Думаю, не родился еще человек, способный поколебать психику младшей свекрови. У нее один пунктик – лишний вес, и он действительно лишний. В остальном она удивительно правильная тетка, почему и ссорится с Авдотьей Гавриловной. Для той притащить ночью стриптизера из клуба – плевое дело. Это что! Однажды она ехала вечером на своей «ауди» (у свекровей, во ищзбежание дурацких ссор, многие предметы обихода одинаковые – камины, телевизоры, джакузи и автомашины тоже). Слишком поздно выяснилось, что у нее, кроме кредитки, были с собой и наличные. Рано утром меня разбудила Люсенька и с ужасом сказала, что в доме – менты. Я подумала, что московская милиция в очередной раз не может раскрыть преступление, сроки поджимают, и тот генерал, что командует нашим угрозыском, прислал ко мне парламентеров. Наскоро накрасившись, я поспешила принять желанных гостей. Люсенька же все твердила, что менты – у Авдотьи Гавриловны, и она их так просто из своих апартаментов не выпустит. Очень удивленная рассеянностью и бестолковостью ментов, я стала стучать в свекровину дверь. Авдотья Гавриловна с виду – кинозвезда в отставке, но родилась она в деревне, и при нужде умеет говорить на доходчивом русском языке. Я услышала о себе такое, что возмутилась и ретировалась. А потом Люсенька донесла – менты оказались гаишниками. Свекровь что-то такое нарушила, ее задержали два симпатичных парня, она попыталась откупиться вместо сотни рублей пятью сотнями долларов и внушила гаишникам, что такие нарушители нуждаются в профилактической работе. Они заехали за ящиком дорогущей водки, закуской, и двое суток не вылезали из свекровиного будуара.

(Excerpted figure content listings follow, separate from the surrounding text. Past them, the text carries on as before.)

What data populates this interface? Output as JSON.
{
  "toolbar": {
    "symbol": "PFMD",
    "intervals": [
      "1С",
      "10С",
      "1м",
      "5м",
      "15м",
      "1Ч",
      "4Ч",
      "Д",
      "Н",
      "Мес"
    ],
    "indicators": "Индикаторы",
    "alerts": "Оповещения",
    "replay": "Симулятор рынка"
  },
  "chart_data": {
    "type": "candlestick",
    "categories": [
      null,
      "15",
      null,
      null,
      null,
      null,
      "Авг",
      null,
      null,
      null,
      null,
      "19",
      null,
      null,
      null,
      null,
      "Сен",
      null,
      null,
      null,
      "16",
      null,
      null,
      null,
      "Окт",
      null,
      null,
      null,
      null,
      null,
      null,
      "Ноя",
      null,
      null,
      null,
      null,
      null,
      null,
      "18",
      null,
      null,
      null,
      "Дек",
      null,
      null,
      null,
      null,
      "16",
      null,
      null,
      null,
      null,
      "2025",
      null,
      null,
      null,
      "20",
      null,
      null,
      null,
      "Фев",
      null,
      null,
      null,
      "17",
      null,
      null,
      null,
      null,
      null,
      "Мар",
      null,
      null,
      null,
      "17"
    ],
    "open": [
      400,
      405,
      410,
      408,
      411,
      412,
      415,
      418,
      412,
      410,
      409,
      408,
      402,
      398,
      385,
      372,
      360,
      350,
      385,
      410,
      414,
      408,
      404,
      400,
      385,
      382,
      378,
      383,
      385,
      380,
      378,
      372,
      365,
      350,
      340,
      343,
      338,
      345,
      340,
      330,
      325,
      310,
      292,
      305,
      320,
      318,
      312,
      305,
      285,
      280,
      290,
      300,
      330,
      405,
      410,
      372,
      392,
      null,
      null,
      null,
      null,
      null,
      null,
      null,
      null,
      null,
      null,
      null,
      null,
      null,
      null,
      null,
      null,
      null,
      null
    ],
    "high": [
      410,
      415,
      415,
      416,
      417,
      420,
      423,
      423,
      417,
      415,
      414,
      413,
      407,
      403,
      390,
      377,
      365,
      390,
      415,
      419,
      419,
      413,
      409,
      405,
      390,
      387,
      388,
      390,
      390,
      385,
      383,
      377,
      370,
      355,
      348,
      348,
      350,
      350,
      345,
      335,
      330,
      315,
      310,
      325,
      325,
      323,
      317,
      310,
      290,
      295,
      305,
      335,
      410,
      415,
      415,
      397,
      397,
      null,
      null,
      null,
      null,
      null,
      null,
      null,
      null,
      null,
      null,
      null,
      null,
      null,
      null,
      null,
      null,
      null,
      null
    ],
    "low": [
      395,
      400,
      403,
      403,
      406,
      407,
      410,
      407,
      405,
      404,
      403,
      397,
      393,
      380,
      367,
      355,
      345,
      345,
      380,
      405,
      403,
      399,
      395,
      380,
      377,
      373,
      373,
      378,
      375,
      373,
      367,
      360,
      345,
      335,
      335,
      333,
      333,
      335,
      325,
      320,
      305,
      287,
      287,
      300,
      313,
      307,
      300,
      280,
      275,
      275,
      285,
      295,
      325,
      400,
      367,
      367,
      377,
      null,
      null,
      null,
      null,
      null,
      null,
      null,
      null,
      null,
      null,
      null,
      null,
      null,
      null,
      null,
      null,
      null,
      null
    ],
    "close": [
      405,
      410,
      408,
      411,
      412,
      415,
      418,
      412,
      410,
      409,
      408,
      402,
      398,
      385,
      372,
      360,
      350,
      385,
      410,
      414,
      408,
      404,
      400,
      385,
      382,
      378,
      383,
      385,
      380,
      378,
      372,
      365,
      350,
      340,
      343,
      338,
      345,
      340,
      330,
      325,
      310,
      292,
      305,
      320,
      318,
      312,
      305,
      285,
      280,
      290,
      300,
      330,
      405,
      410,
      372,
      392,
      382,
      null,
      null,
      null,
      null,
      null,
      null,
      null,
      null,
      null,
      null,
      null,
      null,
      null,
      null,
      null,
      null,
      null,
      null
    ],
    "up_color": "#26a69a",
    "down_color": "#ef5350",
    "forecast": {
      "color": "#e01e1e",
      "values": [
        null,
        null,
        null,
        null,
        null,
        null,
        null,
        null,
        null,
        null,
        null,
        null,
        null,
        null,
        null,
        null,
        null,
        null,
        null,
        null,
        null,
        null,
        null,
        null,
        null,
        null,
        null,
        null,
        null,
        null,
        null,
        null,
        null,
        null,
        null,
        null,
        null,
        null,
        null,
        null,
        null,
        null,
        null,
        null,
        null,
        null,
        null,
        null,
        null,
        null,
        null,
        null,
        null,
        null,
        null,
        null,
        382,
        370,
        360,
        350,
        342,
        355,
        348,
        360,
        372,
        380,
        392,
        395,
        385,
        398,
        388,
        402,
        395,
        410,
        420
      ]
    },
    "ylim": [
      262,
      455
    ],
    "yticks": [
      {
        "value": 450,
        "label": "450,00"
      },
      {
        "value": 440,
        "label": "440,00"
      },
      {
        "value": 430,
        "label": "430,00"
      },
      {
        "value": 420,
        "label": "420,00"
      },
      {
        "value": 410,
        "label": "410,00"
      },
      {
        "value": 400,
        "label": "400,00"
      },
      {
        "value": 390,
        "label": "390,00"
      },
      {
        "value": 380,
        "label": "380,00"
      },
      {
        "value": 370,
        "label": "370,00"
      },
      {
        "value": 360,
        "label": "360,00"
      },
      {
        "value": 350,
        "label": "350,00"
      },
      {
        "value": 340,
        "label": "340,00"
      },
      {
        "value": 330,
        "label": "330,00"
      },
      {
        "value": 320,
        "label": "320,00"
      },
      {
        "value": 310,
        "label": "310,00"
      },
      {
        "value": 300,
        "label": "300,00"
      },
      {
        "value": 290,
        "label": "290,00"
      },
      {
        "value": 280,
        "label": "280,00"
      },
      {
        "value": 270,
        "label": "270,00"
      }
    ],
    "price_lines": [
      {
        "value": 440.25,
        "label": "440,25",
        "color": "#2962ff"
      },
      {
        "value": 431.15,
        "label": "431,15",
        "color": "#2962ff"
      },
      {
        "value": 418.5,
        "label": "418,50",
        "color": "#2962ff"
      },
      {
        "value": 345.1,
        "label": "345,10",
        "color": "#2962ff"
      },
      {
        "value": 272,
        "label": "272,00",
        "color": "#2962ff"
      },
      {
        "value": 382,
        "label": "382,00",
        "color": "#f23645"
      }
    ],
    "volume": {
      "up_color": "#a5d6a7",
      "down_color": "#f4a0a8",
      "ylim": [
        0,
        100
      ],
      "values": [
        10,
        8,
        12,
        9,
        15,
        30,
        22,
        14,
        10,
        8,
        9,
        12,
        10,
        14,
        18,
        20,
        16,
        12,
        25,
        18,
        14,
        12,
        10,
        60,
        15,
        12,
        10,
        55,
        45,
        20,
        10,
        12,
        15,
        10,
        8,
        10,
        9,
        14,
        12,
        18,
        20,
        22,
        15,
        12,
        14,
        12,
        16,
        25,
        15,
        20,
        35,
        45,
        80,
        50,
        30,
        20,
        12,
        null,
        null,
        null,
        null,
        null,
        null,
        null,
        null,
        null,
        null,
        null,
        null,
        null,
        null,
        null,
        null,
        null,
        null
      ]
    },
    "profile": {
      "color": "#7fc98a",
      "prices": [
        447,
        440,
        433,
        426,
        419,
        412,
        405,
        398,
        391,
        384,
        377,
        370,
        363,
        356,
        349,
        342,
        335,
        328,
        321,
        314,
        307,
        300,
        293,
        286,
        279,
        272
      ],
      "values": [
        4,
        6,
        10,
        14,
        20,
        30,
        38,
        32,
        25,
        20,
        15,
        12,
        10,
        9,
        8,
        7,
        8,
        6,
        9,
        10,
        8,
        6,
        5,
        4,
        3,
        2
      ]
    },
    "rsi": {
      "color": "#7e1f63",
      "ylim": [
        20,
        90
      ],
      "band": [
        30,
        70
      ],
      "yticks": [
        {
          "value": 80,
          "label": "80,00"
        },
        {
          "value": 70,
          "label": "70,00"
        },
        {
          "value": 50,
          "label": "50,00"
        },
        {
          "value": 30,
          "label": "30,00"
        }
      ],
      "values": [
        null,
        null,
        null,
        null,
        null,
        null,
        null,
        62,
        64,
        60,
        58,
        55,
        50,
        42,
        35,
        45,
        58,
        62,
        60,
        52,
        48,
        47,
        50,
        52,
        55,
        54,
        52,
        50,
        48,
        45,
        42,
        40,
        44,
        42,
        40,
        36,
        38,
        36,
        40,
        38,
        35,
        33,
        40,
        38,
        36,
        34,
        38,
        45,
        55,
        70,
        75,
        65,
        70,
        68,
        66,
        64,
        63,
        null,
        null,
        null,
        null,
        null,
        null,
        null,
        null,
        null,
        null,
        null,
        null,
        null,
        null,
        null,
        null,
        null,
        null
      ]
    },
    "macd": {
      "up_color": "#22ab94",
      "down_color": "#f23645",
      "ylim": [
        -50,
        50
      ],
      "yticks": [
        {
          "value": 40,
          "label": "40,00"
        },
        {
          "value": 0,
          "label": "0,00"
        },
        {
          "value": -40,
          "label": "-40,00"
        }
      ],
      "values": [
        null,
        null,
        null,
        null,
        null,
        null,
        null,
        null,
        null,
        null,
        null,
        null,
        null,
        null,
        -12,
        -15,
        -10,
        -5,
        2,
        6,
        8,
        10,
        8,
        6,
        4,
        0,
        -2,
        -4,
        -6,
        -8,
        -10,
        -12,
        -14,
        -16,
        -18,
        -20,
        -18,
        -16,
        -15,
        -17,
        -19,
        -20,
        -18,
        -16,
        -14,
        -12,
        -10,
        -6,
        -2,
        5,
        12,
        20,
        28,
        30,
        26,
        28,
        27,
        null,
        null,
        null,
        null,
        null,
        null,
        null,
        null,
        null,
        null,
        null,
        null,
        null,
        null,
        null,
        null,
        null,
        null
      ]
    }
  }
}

– Как изволите распорядиться насчет апартаментов? – неожиданно спросил мажордом.
Я была ему безмерно благодарна – он разрядил обстановку и дал мне возможность избавиться от Севки хотя бы временно.
– Разместите господ в запалном крыле четвертого этажа, – приказала я. – Там как раз четыре люкса.
– Нам два, – поправил Севка. – Но чтобы в каждом стояла большая кровать. И желательно зеркало на потолке.
– Хорошо, дорогой.
Западное крыло – как раз гостевое и имеет отдельный вход. Так что я хоть ненамного, а сократила свое общение с этими двумя парочками. Опять же – Авдотья Гавриловна перенесет это вторжение спокойно, а Нинель Аристарховна действительно взбунтуется. Хрупкое сложение Бусика вызовет в ней огромный комплекс неполноценности.
– Веди их, отроче, в горницы, – вставил свое слово и Альфонс Альфонсович.
Положительно, настала пора хоть как-то разобраться со свекром.
Глава восьмая
По телефону Раймондюкаса, оставленному Галкой, сперва никто не отвечал. Я поставила на автодозвон, включила на всякий случай диктофон и уселась продумывать вопросы.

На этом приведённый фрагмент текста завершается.